# 580K Backhoe alternator



## Just Wondering (Mar 25, 2018)

This is a picture of a new alternator for my backhoe (I still have the old one).
My question:
Is that black wire from the black box to the connector a really important wire?

Mine is broken/chewed off at the black box. 

I'm thinking I might need to get a new alternator.

JW


----------



## dozer966 (Dec 30, 2014)

You do not need a new altanator. If you have one in your area, bring it to a local altanator and starter rebuild shop and they will test and rebuild only the components needed . Much cheaper than new


----------



## RC Wells (Dec 26, 2008)

That is a capacitor to eliminate radio frequency static. Has nothing to do with the capability of the alternator to properly charge.


----------



## Just Wondering (Mar 25, 2018)

Excellent info. 

My next question

When my dad was alive and the backhoe was used weekly I noticed he did two things too it.. he had wired in a shutoff switch between the battery and the starter he said so it wouldn’t run down the battery. 

But he also got a bigger battery instead of using two 12 bolts wired inline. 

And yet he always seemed to have to charge the battery every month or so to keep it running

Where should I start trying to sort out the electrical?

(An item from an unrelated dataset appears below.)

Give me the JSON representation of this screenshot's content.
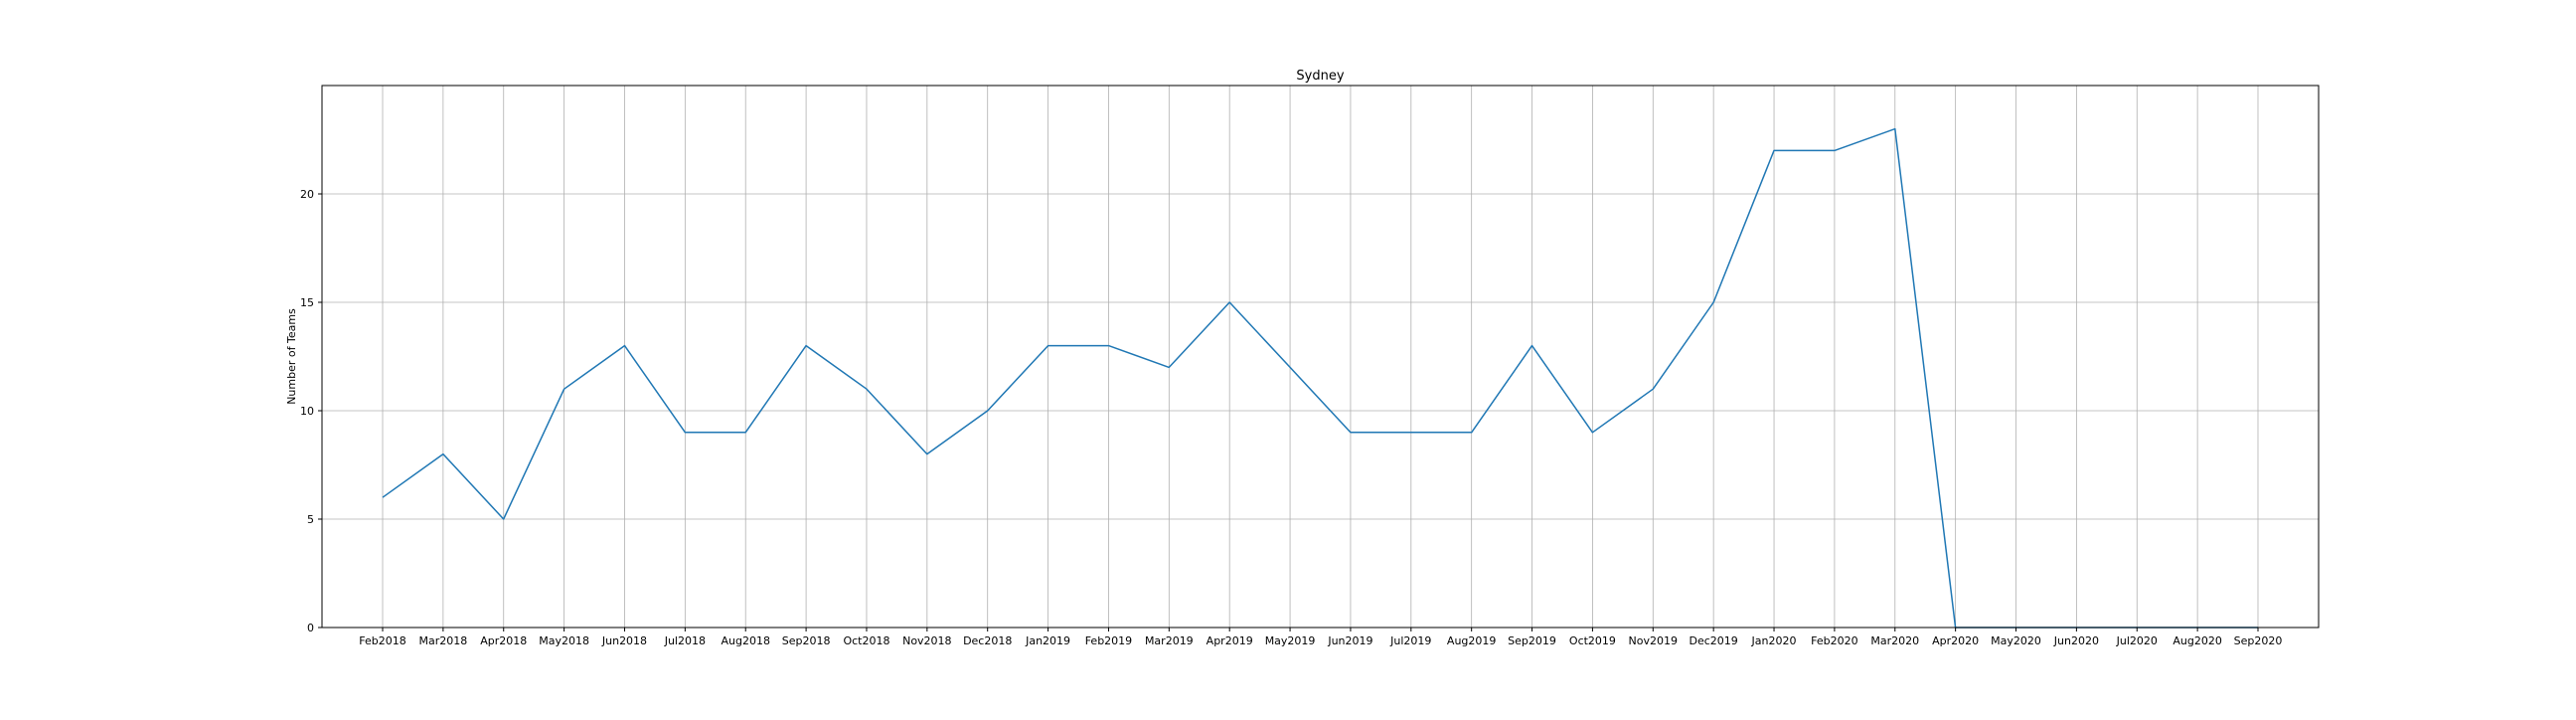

FYI. Best I can tell he or someone he hired as day labor unhooked gauges and some lights because I think he was using trial and error to find the problem.


----------



## pogobill (Jan 31, 2012)

Sounds like your battery is trickling down for sure. My backhoe does the same. I just installed a battery disconnect switch for the time being as my Case is 1957, and there has been a lot of homemade rewiring on it by the previous owner.
If you have a multimeter, it can make life much easier. Set the meter to amps, disconnect the negative battery cable, key off and hook the leads of the multi meter, red to the cable and black to the negative battery terminal. If you get a decent reading on the meter, it shows you have a parasitic drain or a short in one of your circuits. Make sure everything is off, and if you have a cab on the hoe with an interior light, make sure to use a clamp on the dome light button, if equipped so the light won't come on with the door open. Start pulling fuses and watch the meter. If the amps drop significantly when one of the fuses is removed, that will tell you which circuit needs to be investigated. Or just disconnect and reconnect some wiring one at a time while observing the meter, until you find the culprit! I like to place a 1/4" piece of plywood or rubber under my battery as well to act as a cushion and isolate the battery from the tractor. I leave it in there. Whether it helps or not, I don't know, but it makes me happy!!


----------



## Just Wondering (Mar 25, 2018)

30 Amp fuse which neither my brother nor his son can remember which one they replaced.

I am in awe that they can actually function in society with all the latest electronic gizmos AND replace a simple fuse
BUT
cannot remember which one they replaced.

Husband wasn't feeling well so no action on this today.

JW


----------



## Just Wondering (Mar 25, 2018)

Got the backhoe started today.
Rust and corrosion on the shutoff switch was the culprit.

However, looks like now that the radiator is not leaking, we have another water leak which looks a lot like a bad water pump.

JW


----------



## Just Wondering (Mar 25, 2018)

was able to get one of the studs out of the font rim.

Ordering replacements today.

Put the bracket on the muffler.

Still need to remove the water pump.

JW


----------